Cell Phones Banned in the Classroom
by discipline.comThe Office for Standards in Education, Children’s Services and Skills (OFSTED) in the UK is an independent and impartial agency that reports directly to Parliament on its duties of inspecting and regulating services for children and young people in Great Britain, including those providing education. The job comes with the duty to inspect all of the schools in the UK and report on the conditions found. Recent concerns over the general lack of discipline in many UK classrooms caused the agency to take a harder look at the public school system there in an effort to crack down on those discipline problems.
The agency’s latest review of the schools in the UK shows they share many of the same types of discipline problems that plague schools in the United States. As in the U.S., serious and flagrant disciplinary violations at schools in the UK are usually handled on an individual case-by-case basis, but it is the persistent and ongoing low-level disruptions that can damage education for the well-behaved students in the classroom that have become the current focus of OFSTED. As a result, the agency is now recommending a complete ban on mobile phones for all students in UK schools.
As part of a proposed new inspection program that will be introduced during the next school year, OFSTED will go so far as to penalize those UK schools that fail to deal with persistent low-level disruptions in the classroom. If the ban on mobile phones is enacted, it could require teachers to enforce the mobile phone ban to avoid being targeted by OFSTED inspectors. OFSTED chief Sir Michael Wilshaw said the biggest discipline issue is the low-level disruption in the classroom that prevents children from learning effectively, and believes the phone ban should be applied across the entire country as soon as possible to cut down on the distracting effects of phones ringing during class and to put a halt to using phones for cyber-bullying and accessing pornography online while at school.

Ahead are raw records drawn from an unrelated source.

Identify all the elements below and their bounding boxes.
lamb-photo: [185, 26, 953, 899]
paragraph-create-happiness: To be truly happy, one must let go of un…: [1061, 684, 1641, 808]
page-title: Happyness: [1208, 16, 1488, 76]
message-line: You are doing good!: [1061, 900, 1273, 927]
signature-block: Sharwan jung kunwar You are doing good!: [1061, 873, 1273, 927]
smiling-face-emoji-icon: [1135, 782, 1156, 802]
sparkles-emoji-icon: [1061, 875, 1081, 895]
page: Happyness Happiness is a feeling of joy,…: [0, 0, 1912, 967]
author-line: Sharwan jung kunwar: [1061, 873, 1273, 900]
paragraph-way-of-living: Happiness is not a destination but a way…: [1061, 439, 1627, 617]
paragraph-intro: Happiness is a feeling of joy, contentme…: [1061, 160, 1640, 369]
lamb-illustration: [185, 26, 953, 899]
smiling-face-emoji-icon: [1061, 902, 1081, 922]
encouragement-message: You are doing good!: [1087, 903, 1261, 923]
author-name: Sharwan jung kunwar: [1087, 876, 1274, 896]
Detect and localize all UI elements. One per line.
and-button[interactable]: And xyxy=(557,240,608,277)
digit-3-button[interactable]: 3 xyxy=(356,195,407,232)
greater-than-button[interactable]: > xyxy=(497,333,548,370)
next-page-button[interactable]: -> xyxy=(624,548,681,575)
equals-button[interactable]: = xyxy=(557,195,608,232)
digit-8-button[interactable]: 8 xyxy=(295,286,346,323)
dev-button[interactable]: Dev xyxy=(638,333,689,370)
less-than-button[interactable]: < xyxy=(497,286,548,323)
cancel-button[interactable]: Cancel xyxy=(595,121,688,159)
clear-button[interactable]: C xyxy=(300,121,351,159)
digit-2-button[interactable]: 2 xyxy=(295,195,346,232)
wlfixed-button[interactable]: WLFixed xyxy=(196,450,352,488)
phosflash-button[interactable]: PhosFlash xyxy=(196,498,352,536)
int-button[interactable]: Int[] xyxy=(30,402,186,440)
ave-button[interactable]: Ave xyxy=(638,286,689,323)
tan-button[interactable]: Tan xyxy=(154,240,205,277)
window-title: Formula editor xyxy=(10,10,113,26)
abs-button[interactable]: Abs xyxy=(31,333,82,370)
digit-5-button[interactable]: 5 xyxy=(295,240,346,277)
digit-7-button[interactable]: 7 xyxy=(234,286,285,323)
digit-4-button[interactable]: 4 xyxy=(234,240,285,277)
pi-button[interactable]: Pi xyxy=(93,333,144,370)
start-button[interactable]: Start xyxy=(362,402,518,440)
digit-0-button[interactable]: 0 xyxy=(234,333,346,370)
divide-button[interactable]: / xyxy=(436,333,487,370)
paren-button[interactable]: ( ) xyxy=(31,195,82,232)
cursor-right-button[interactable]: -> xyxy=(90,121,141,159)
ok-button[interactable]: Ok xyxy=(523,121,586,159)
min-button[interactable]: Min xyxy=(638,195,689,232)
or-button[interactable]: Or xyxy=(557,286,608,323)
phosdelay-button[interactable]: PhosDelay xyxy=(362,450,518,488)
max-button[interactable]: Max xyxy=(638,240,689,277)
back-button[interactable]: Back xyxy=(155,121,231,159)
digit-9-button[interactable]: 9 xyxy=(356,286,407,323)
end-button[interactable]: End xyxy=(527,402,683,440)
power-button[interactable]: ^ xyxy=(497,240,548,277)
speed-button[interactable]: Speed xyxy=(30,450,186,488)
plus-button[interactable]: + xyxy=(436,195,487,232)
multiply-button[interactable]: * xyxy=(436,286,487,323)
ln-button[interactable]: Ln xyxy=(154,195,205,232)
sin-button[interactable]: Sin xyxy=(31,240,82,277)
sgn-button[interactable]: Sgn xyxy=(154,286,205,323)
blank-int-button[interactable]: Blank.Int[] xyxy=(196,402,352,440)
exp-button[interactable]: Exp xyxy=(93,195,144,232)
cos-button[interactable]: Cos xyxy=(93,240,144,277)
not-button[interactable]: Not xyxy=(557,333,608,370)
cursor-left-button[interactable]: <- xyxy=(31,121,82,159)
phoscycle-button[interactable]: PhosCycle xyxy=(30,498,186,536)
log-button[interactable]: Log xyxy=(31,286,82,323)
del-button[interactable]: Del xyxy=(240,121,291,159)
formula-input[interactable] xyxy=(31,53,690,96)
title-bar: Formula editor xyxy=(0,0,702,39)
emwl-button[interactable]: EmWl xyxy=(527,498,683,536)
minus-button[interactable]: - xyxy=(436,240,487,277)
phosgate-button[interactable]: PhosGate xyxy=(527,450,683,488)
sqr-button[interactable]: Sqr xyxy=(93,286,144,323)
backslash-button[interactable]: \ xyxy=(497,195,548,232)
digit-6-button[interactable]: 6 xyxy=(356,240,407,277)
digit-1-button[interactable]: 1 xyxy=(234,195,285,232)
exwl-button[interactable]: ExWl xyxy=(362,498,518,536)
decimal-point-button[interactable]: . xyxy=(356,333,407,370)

Although a few UK schools already have a ban on phone use in school, most simply require them to be kept switched off and stored out of sight. However, many teachers warn that if phones are allowed on campus at all, the teachers will have to make sure they are switched off all day long. Although the new rules will give teachers the right to search pupils for phones and confiscate them when found, most educators say that whether they are banned or not, the reality is that most kids will wander round using them whenever they please regardless of the rules.
Sir Michael said that supervisors will be expected to deal more effectively with teachers who cannot control their classrooms and those who fail to fire incompetent teachers should have their pay docked. He added that “Where head teachers find that teachers are consistently underperforming, where there is that low-level disruption in every lesson, no matter what the professional development taking place in the school, then action needs to be taken.” Sir Michael’s observations were in line with recommendations from the UK’s Department for Education that point to the fact that although it is the parents who need to determine whether or not their children should have phones at all, it is the responsibility of the individual teachers to decide if and when cell phones should be allowed and used in school.